There were probably a thousand and one reasons for that but I suppose the fact of the matter was that when she met CT to whom she is still happily married, he was already a high flyer and going places – quite literally – while I was just a young man still figuring my way around.
Ivy and CT lived all over the world – she cooked laksa for me when I visited them in London – and eventually returned to terra firma. Today he is happily retired, and she volunteers at one of our museums. Their two sons are strapping young men now.
Did I have any feelings for her?
I still do, as a matter of fact.
It was difficult for me not to have what I desire.
At her wedding I stayed away and wept.
I checked into a hotel, sat in bed and let the tears rolled down my cheeks.
I hated myself for being too casual about the friendship and not making any attempt to express my true feelings.
The day was November 21 1981. I was 24. I’ve known Ivy since I was 17. I had enough years to court her and to woo her but I have failed miserably.
Many girls have crossed my path since then, but still, Ivy will forever occupy a very special place in my heart.
If you’re reading this, Ivy, remember I love you.
I always have, and I always will.
When I read of old people re-uniting after many years apart and then finally getting married, I always wonder if that possibility will be a reality for me and Ivy.
But I don’t think so.
CT has told me that he intends to outlive me.

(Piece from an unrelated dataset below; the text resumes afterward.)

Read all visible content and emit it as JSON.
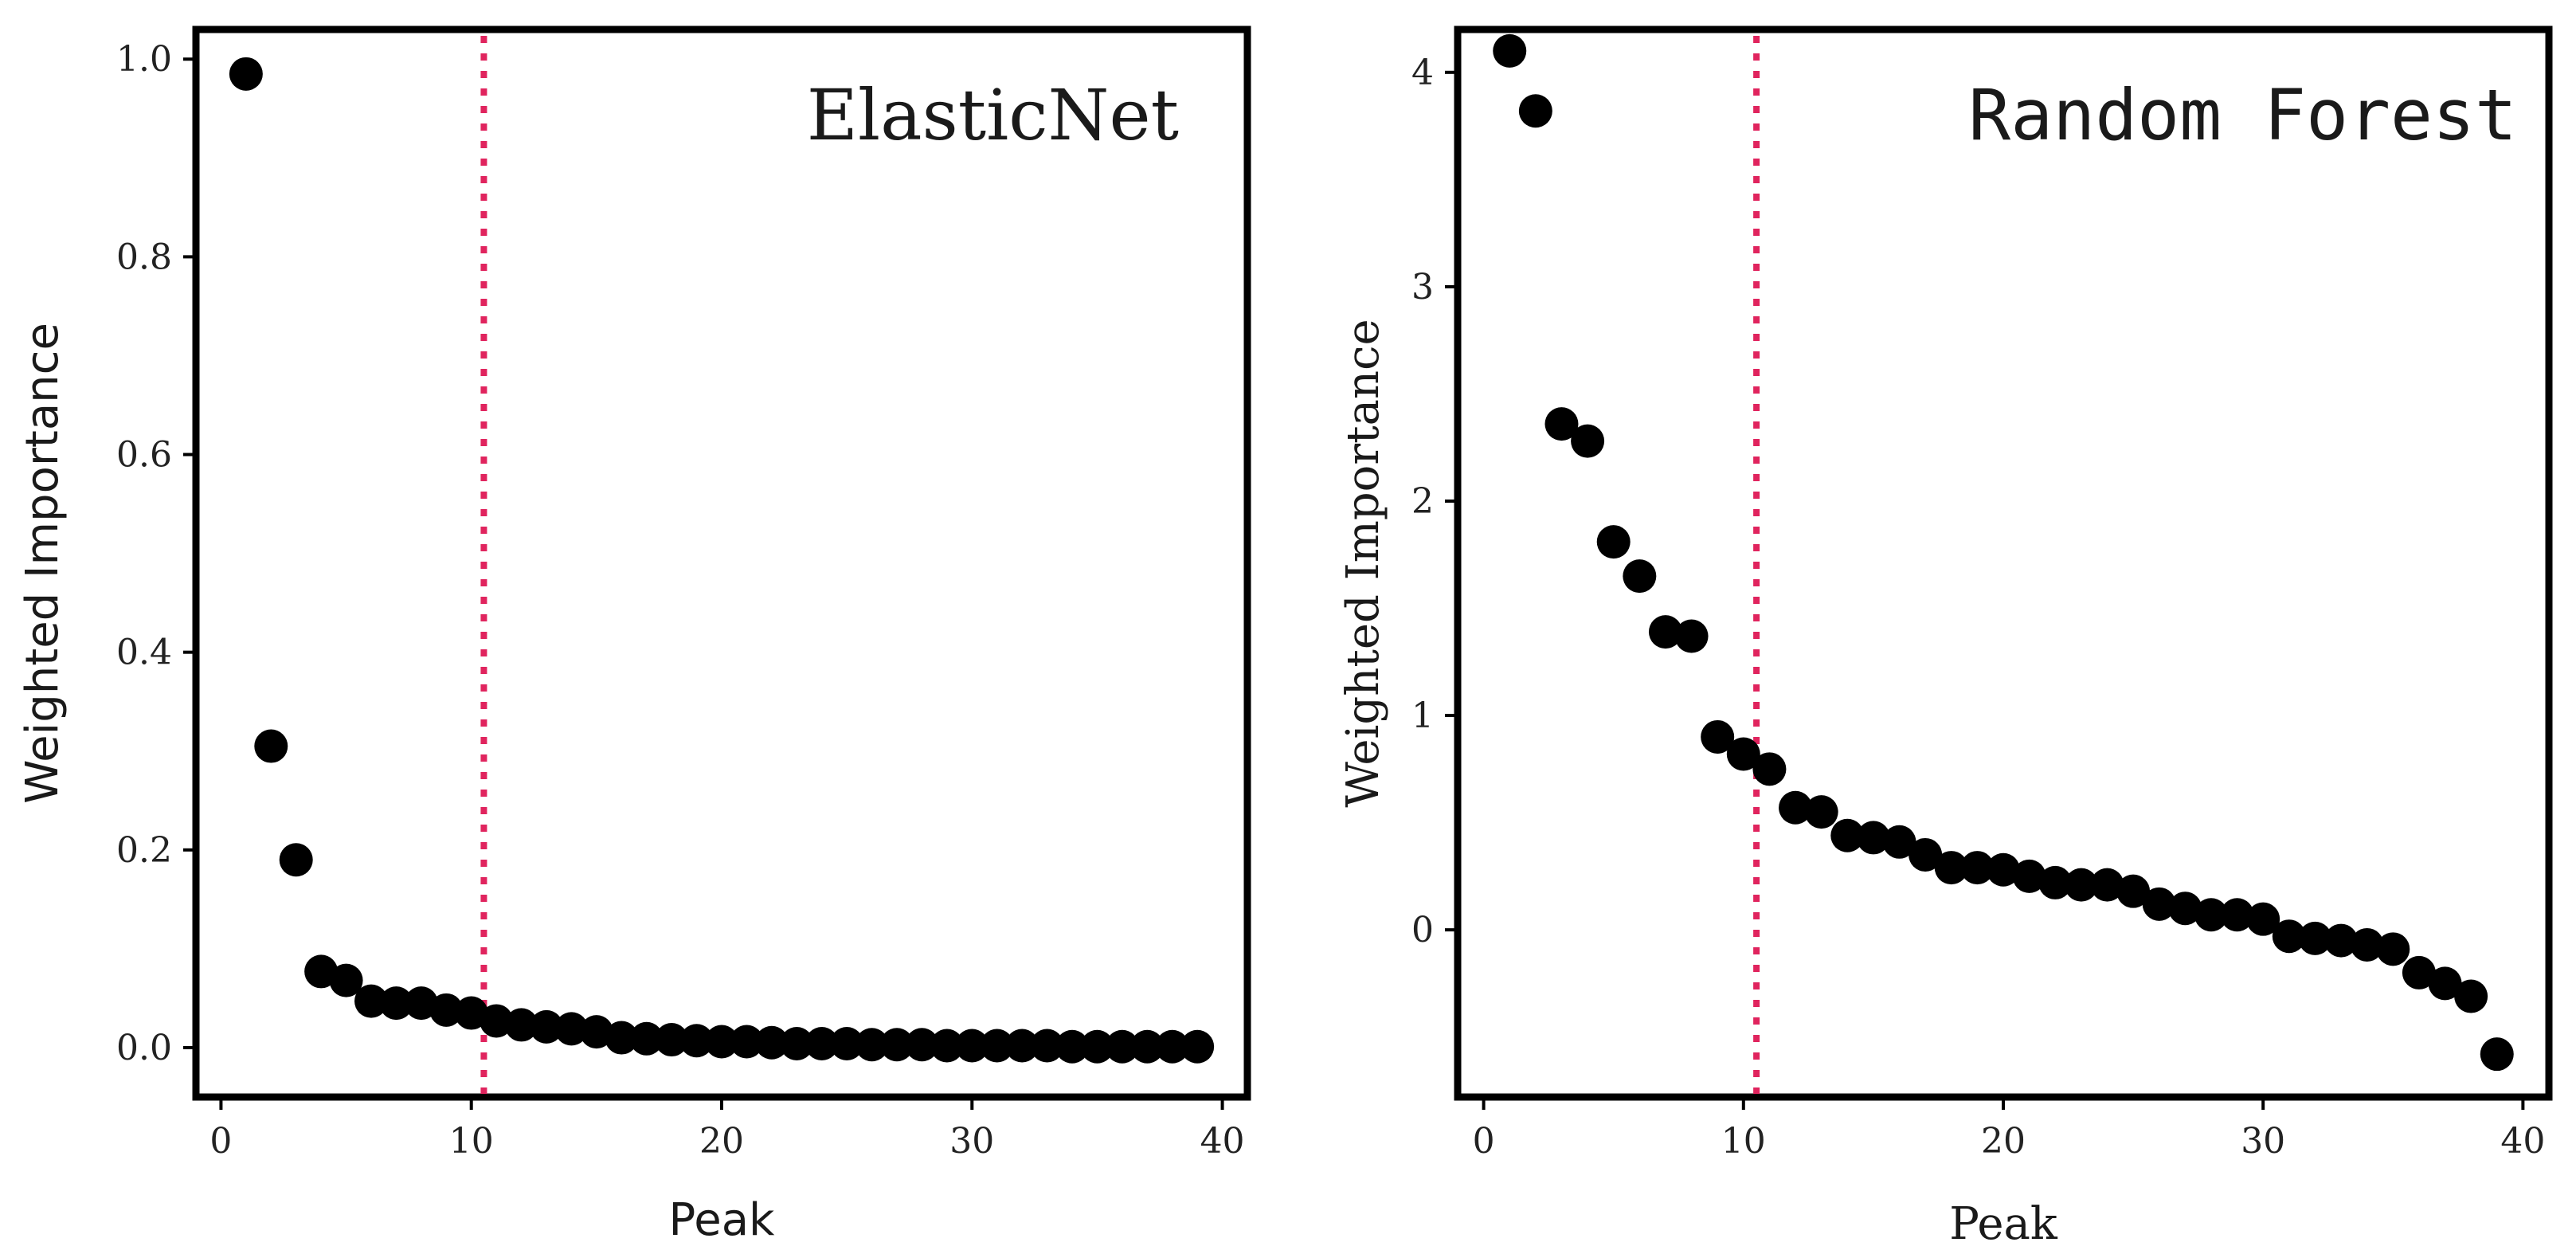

In the meantime God too has provided me with a life partner – Yin, the best wife any man could have, one I clearly do not deserve – and a wonderful mother of my children.
Yin believes that “nothing” happened between all those women and me in the years before I met her was due to the fact that God was preserving us for each other.
There’s a bit of naïveté there but then, it’s hard to disagree with Yin.